It didn't take me long to realize that while I wanted to breastfeed, it just wasn't for me. Bless all you moms who do it, love it, and swear by it, but to each their own. And when I started adding formula to pumped breast milk, there were moments when I couldn't help but think, "I'm such a stereotype right now." Turns out, I'm not alone. In fact, there are some formula-feeing mom stereotypes that are so true it hurts. I know, because I lived it.
When my milk supply all but disappeared and I made the switch to formula full-time, I felt an incredible pressure to be the "perfect mom" who always had her you-know-what together — regardless of my feeding method. While breastfeeding shaming is a very real thing, moms are shamed and judged and criticized for formula-feeding their babies, too. I wanted to avoid that at all cost, and I thought one way to do it was to fight the stereotypes thrust upon formula-feeding moms and, essentially, forge my own path (whatever that means).
But there I was, bottle in hand and looking like that stereotypical frazzled-but-trying-her-best, formula-feeing mom. With that in mind, here are some other truths I may, or may not have, lived as a new mom feeding her baby the best way she could:
We Love Pre-Prepared Bottles
I heard about formula-feeding moms who would go out of their way to prep a day's worth of bottles at a time — maybe two or three — in the event the day got a little too chaotic. No way, I thought. That'll never be me. I figured if my baby was hungry, I'd take the time to make a fresh bottle, no matter what.
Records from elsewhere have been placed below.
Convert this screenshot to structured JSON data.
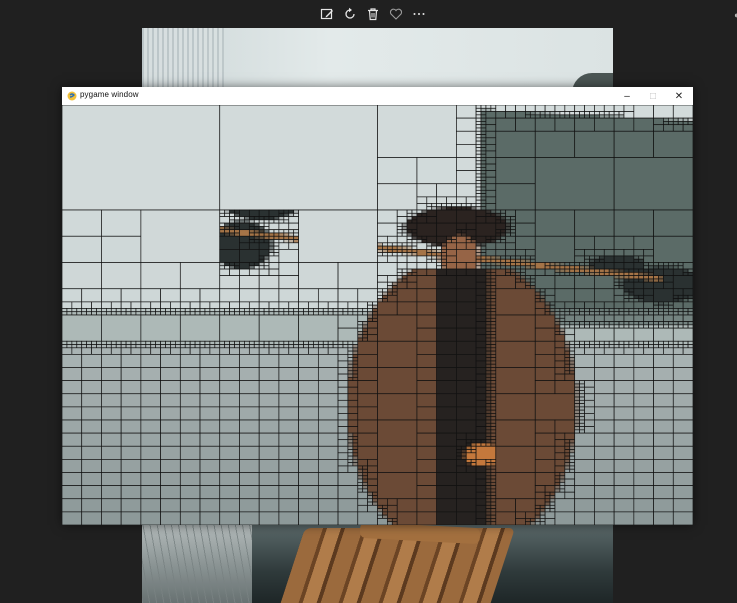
{
  "viewer_toolbar": {
    "buttons": [
      {
        "name": "edit-image-icon",
        "glyph": "✎"
      },
      {
        "name": "rotate-icon",
        "glyph": "↻"
      },
      {
        "name": "delete-icon",
        "glyph": "🗑"
      },
      {
        "name": "favorite-icon",
        "glyph": "♡"
      },
      {
        "name": "more-options-icon",
        "glyph": "···"
      }
    ]
  },
  "pygame_window": {
    "title": "pygame window",
    "controls": {
      "minimize": "–",
      "maximize": "□",
      "close": "✕"
    }
  },
  "colors": {
    "viewer_background": "#202020",
    "grid_line": "#111111",
    "sky": "#d3dbdb",
    "water": "#8c9898",
    "mountain": "#5b6b67",
    "cormorant": "#2a3131",
    "hat": "#2b2320",
    "coat": "#6b4a36",
    "pole": "#a57447"
  }
}
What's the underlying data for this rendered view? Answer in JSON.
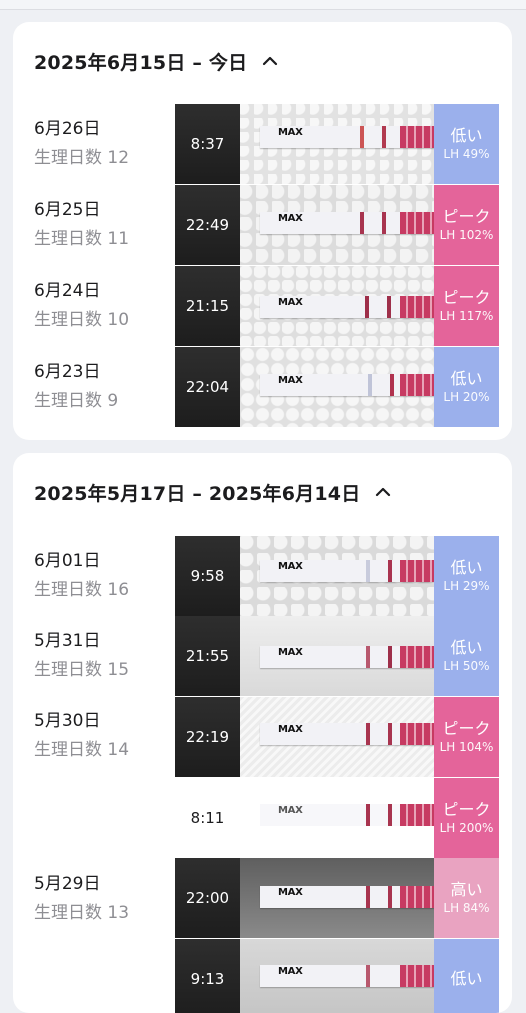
{
  "section1": {
    "header": "2025年6月15日 – 今日",
    "days": [
      {
        "date": "6月26日",
        "cycle": "生理日数 12"
      },
      {
        "date": "6月25日",
        "cycle": "生理日数 11"
      },
      {
        "date": "6月24日",
        "cycle": "生理日数 10"
      },
      {
        "date": "6月23日",
        "cycle": "生理日数 9"
      }
    ],
    "entries": [
      {
        "time": "8:37",
        "status": "低い",
        "lh": "LH 49%"
      },
      {
        "time": "22:49",
        "status": "ピーク",
        "lh": "LH 102%"
      },
      {
        "time": "21:15",
        "status": "ピーク",
        "lh": "LH 117%"
      },
      {
        "time": "22:04",
        "status": "低い",
        "lh": "LH 20%"
      }
    ]
  },
  "section2": {
    "header": "2025年5月17日 – 2025年6月14日",
    "days": [
      {
        "date": "6月01日",
        "cycle": "生理日数 16"
      },
      {
        "date": "5月31日",
        "cycle": "生理日数 15"
      },
      {
        "date": "5月30日",
        "cycle": "生理日数 14"
      },
      {
        "date": "5月29日",
        "cycle": "生理日数 13"
      }
    ],
    "entries": [
      {
        "time": "9:58",
        "status": "低い",
        "lh": "LH 29%"
      },
      {
        "time": "21:55",
        "status": "低い",
        "lh": "LH 50%"
      },
      {
        "time": "22:19",
        "status": "ピーク",
        "lh": "LH 104%"
      },
      {
        "time": "8:11",
        "status": "ピーク",
        "lh": "LH 200%"
      },
      {
        "time": "22:00",
        "status": "高い",
        "lh": "LH 84%"
      },
      {
        "time": "9:13",
        "status": "低い",
        "lh": ""
      }
    ]
  },
  "strip_label": "MAX",
  "colors": {
    "low": "#9bb0ec",
    "peak": "#e4649a",
    "high": "#e9a3c1"
  },
  "icons": {
    "collapse": "chevron-up-icon"
  }
}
Well, postpartum life is chaotic and overwhelming and exhausting, so every now and then (read: a lot), I prepped bottles in advance.
We're Prepared To Face The Haters
As a formula-feeding mom you hear it all. What a terrible mom you are. How much your baby will suffer because you're not breastfeeding. How selfish you are. But guess what? Breastfeeding isn't for everyone for a variety of reasons. Those reasons, of course, are no one's business.
Switching to formula gave me the opportunity to bond with my baby instead of resenting her. I naively hoped my circle of people might understand why I chose formula, but that wasn't always the case. So believe me, I had my retorts and responses prepped and ready to go, especially if I was formula-feeding in public.
We Feel Guilty
I don't know a single mom who hasn't felt the crushing weight of mom guilt, and a formula-feeding mom is no different. So all those comments and the judgment and the shame? Not necessary. At all. Ever.
We Can Bottle-Feed Hands-Free
When I was bottle feeding I could use an elbow, my chin, another child, and a pillow to prop that bottle up and feed my baby. Talk about having a certain set of skills, right?